Dollie Burwell and Hazel Johnson have been under-recognized in environmental studies—and relegated to mere footnotes in church history.

Touted for its pristine waters and health benefits, Warren County, North Carolina, was the last place one would expect to find a toxic waste dump. That is, Dollie Burwell realized, until you factor in race. In 1978, a trucking company, looking to cut costs, dumped more than 30,000 gallons of toxic waste—including deadly manufacturing chemicals called polychlorinated biphenyls—alongside roadways in Warren County and elsewhere in the state. To address the problem, the state bought farmland in Warren County and began plans to move the PCB-laced toxic waste to a landfill site there.
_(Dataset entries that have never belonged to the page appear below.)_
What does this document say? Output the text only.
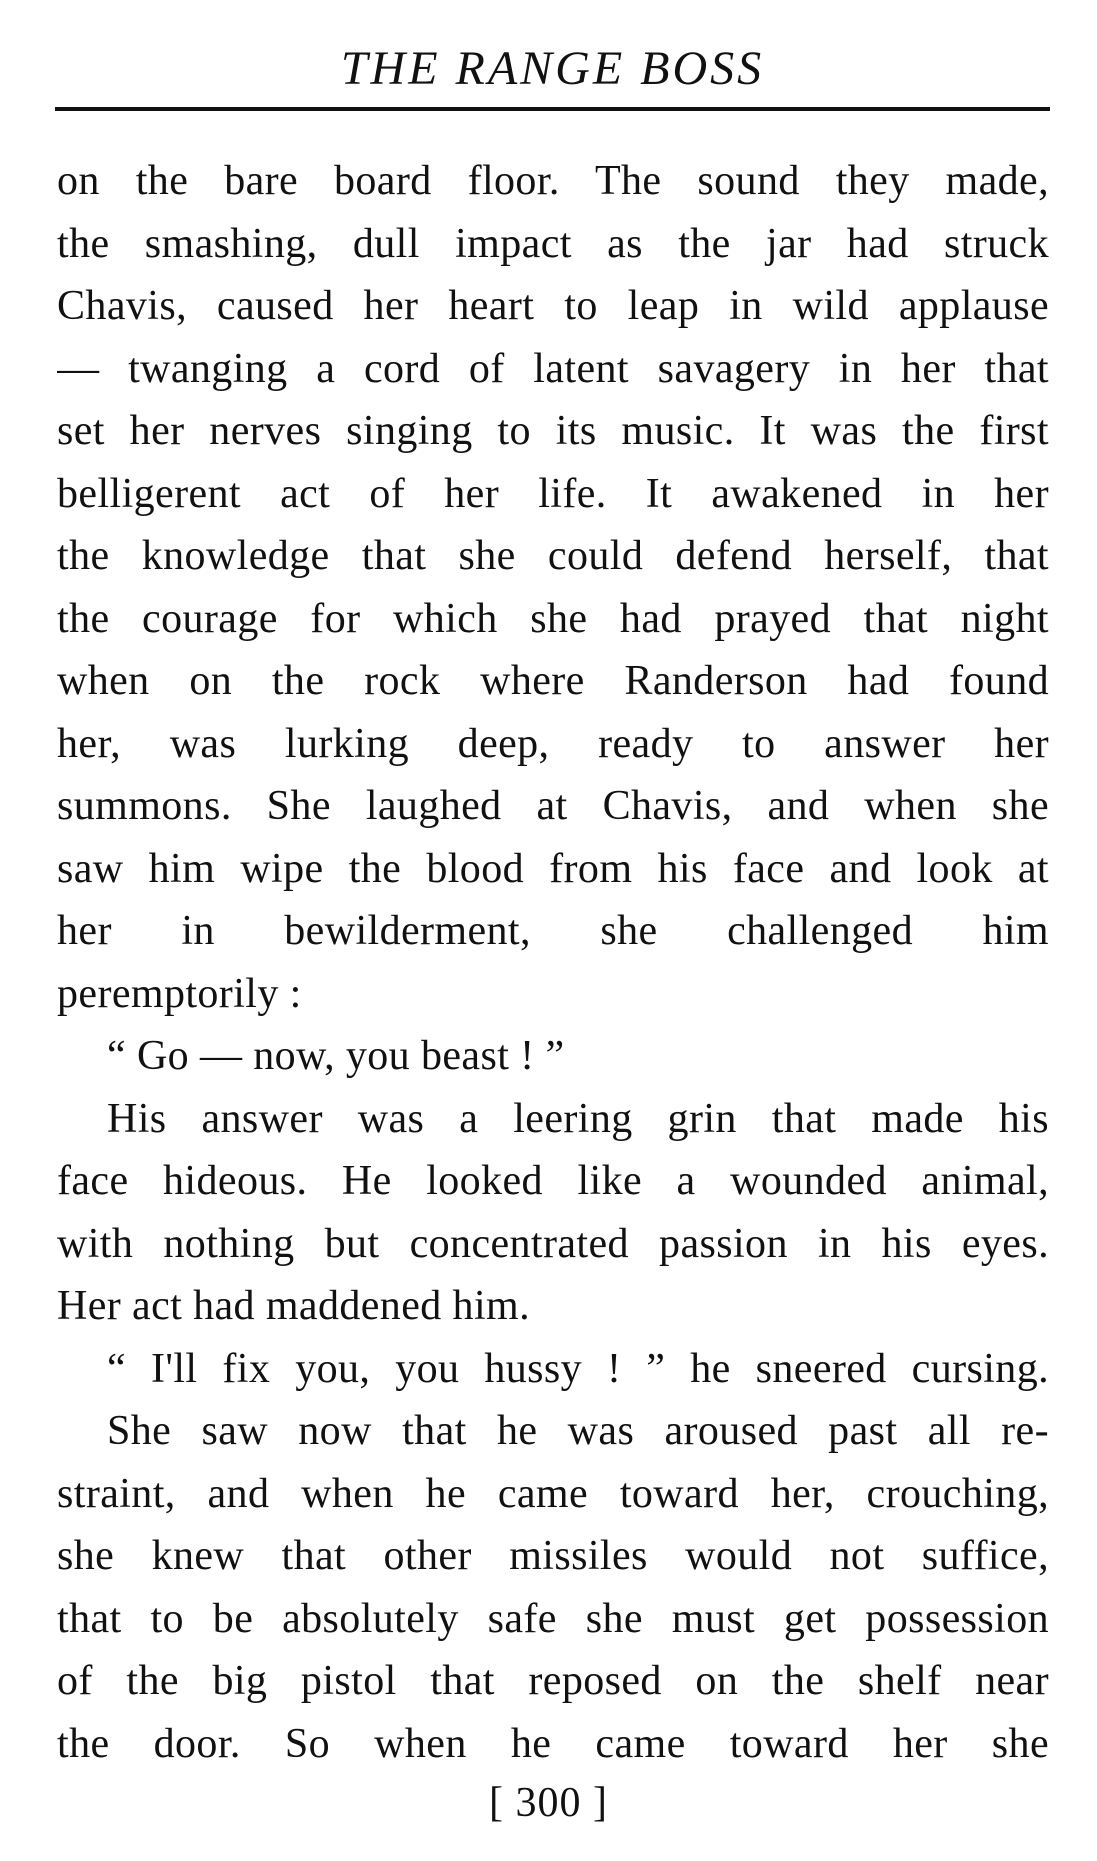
THE RANGE BOSS
on the bare board floor. The sound they made,
the smashing, dull impact as the jar had struck
Chavis, caused her heart to leap in wild applause
— twanging a cord of latent savagery in her that
set her nerves singing to its music. It was the first
belligerent act of her life. It awakened in her
the knowledge that she could defend herself, that
the courage for which she had prayed that night
when on the rock where Randerson had found
her, was lurking deep, ready to answer her
summons. She laughed at Chavis, and when she
saw him wipe the blood from his face and look at
her in bewilderment, she challenged him
peremptorily :
“ Go — now, you beast ! ”
His answer was a leering grin that made his
face hideous. He looked like a wounded animal,
with nothing but concentrated passion in his eyes.
Her act had maddened him.
“ I'll fix you, you hussy ! ” he sneered cursing.
She saw now that he was aroused past all re-
straint, and when he came toward her, crouching,
she knew that other missiles would not suffice,
that to be absolutely safe she must get possession
of the big pistol that reposed on the shelf near
the door. So when he came toward her she
[ 300 ]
There was just one problem: the local community drew well water from a watershed ten feet below that farmland. Warren County was a poor area whose population included North Carolina’s highest percentage of Black residents. Many of them came to believe that the state was treating them as expendable. Burwell, who lived in the community, understood that those who would be most impacted by this decision were Black women and children, those with voices least likely to be heard. She decided to turn up the volume.

At the same time as Burwell was addressing the environmental racism in her rural community, Hazel Johnson was hearing God’s call in Chicago. After losing her husband to lung cancer and discovering that the housing project where she lived sat on a toxic waste dump, she began to organize and advocate in a way that continues to reverberate to this day.